Aurélien Lemonier – Pourrait-on parler de manière contextuelle de travailler ?
FG – Oui, c’est ça. Mais c’est un contexte humain. C’est contextuel à ce que nous sommes, à ce que nous produisons, à ce que nous fabriquons, c’est normal. C’est juste une réalité. [...] C’est accepter cette réalité : la façon, les gens avec lesquels je dois travailler. Comment vais-je faire de ce projet quelque chose de spécial ? Comment puis-je m’emparer de cette réalité et la transformer en quelque chose de positif ? C’est comme au jiujitsu. L’idée du jiujitsu est que vous utilisez la force de l’autre pour le bousculer et gagner. [...]
AL – Pourriez-vous expliquer le concept du « One room building », le « bâtiment d’une seule pièce », qui date de la même période que votre maison ? C’est un concept très puissant.

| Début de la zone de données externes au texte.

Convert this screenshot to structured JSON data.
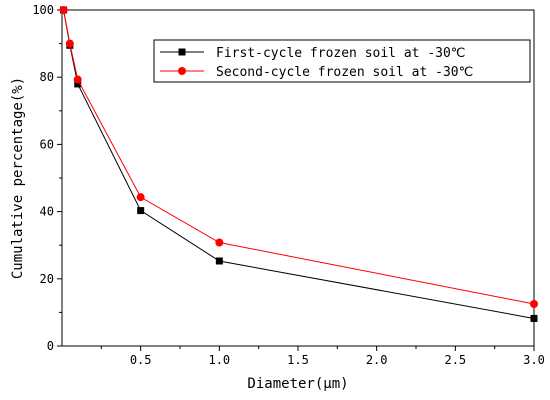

FG – Il vient de Philip Johnson. [...] Il a donc donné une conférence, mais je ne suis pas certain d’y avoir assisté, je crois que j’en ai lu le texte plus tard. Cette conférence parlait du « One room building ». J’essayais alors de trouver comment arriver à l’essence des choses, comme mes amis peintres. À quoi pense Jasper quand il fait son premier geste ? La clarté, la pureté de ce moment est difficile à atteindre en architecture. Lorsque Philip a donné cette conférence, je me suis dit que c’était ça. Le « One room building » peut être n’importe quoi, puisque sa fonction est simplement de protéger de la pluie, mais il ne possède aucune complexité inhérente qui, fonctionnellement, le rende opératif. C’est pourquoi les églises ne sont que de superbes espaces, et l’on atteint là à l’essence, du moins c’est ce que j’ai pensé... C’est à ce moment que j’ai fait cette petite maison, ces maisons de villages que j’ai réunies parce que je n’avais pas beaucoup de travail et que je voulais faire autant de « One room building » que je pouvais. [...]

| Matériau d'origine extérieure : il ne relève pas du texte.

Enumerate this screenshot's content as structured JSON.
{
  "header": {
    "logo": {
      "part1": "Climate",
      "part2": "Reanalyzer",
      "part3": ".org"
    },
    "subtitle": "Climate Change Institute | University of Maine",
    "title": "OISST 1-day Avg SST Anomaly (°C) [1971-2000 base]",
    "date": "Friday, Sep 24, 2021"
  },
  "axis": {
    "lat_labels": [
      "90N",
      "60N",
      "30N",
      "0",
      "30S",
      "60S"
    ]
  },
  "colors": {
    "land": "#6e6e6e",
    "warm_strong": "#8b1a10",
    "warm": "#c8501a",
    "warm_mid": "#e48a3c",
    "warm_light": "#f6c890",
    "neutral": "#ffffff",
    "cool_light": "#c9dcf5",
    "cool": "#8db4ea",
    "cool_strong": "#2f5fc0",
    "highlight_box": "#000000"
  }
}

AL – La faculté de droit de la Loyola University a été le premier programme important à expérimenter cette idée à plus grande échelle ?
FG – Cette faculté de droit était un projet intéressant car le campus de l’université Loyola est un très bel endroit, en haut d’une colline qui domine l’océan. C’était un petit orphelin, réfugié dans le centre de L.A. [...] L’université ne disposait que d’un budget très serré. Je les ai interrogés sur leurs aspirations.

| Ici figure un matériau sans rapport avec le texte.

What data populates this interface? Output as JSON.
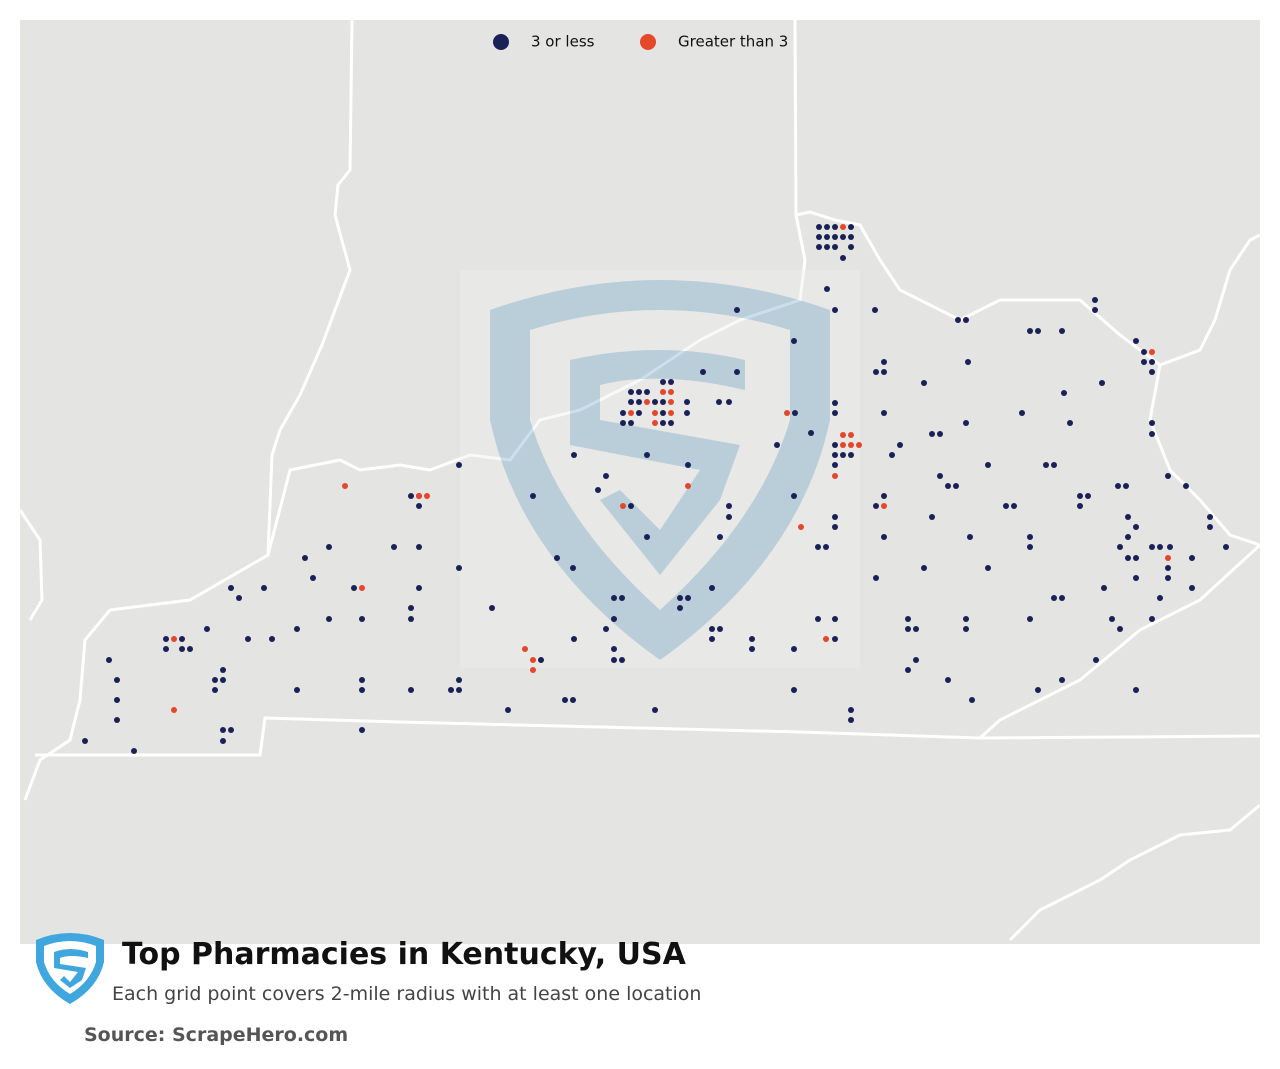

Ils voulaient bien sûr un superbe campus, mais n’en avaient pas les moyens. Ils avaient besoin d’un lieu sécurisé, donc, d’une certaine façon, d’un lieu que l’on peut fermer. Ils voulaient une identité, ce qui est logique, ils n’avaient pas envie d’avoir l’air d’un pauvre orphelin. Le premier bâtiment construit pour eux, la bibliothèque, n’avait fait qu’empirer les choses, parce qu’elle n’était pas très réussie, hors d’échelle et peu accueillante. Je leur ai donc parlé, parlé du droit, de ce qui était important. Par pure coïncidence, je venais de visiter Rome, le Forum et le temple de Castor et Pollux, que je connaissais déjà, mais de le voir m’a fait réaliser qu’il ne fallait pas beaucoup d’éléments pour exprimer quelque chose sur le droit. Il ne fallait pas grand-chose ; deux ou trois colonnes et un petit linteau. [...]
FM – Pour en venir à vos premières expérimentations avec l’ordinateur... [...] Votre façon de dessiner est devenue absolument iconique, de quelle manière procédez-vous ?
FG – Selon moi, les dessins tiennent davantage à la continuité, ils font la globalité, ils essaient de tout réunir, comme dans une action qui se développe. À un certain moment, c’est fait. J’aime l’idée de continuité, mais d’une continuité totale et ambiguë, si l’on veut. J’ajoute quelques autres petites choses pour le plaisir. [...] Une fois que j’ai compris les possibilités de cette technologie, qu’elle allait se répandre partout et que tout le monde allait dessiner sur ordinateur, que l’on n’allait plus faire de croquis ni de maquettes, pour dessiner directement, j’ai voulu essayer à mon tour. Je voulais voir ce que cela signifiait, ce que ces logiciels pouvaient faire et j’ai eu la chance d’avoir auprès de moi quelqu’un qui savait s’en servir, ce qui n’était pas mon cas. Il était assis à côté de moi, j’ai fait une maquette en toile, puis nous l’avons intégrée dans l’ordinateur. J’ai détesté l’image sur l’écran. L’image d’ordinateur est sans vie, froide, horrible. J’ai manipulé ces formes avec lui, en lui montrant du doigt sur l’écran ce que je voulais. Je dessinais presque sur l’écran pour lui et il me suivait. Techniquement, il était vraiment excellent. Faire passer l’image de mon cerveau à cette chose sur écran, paraissait vraiment... je ne sais pas comment dire. Un peu comme être chez un dentiste sans anesthésiant. Cela faisait mal. Je ne pouvais pas le supporter et je me suis même enfui de la pièce. Quelqu’un avait même chronométré que je n’étais resté que 3 minutes 40 devant l’écran. Mais c’est comme ça qu’est apparue la tête de cheval.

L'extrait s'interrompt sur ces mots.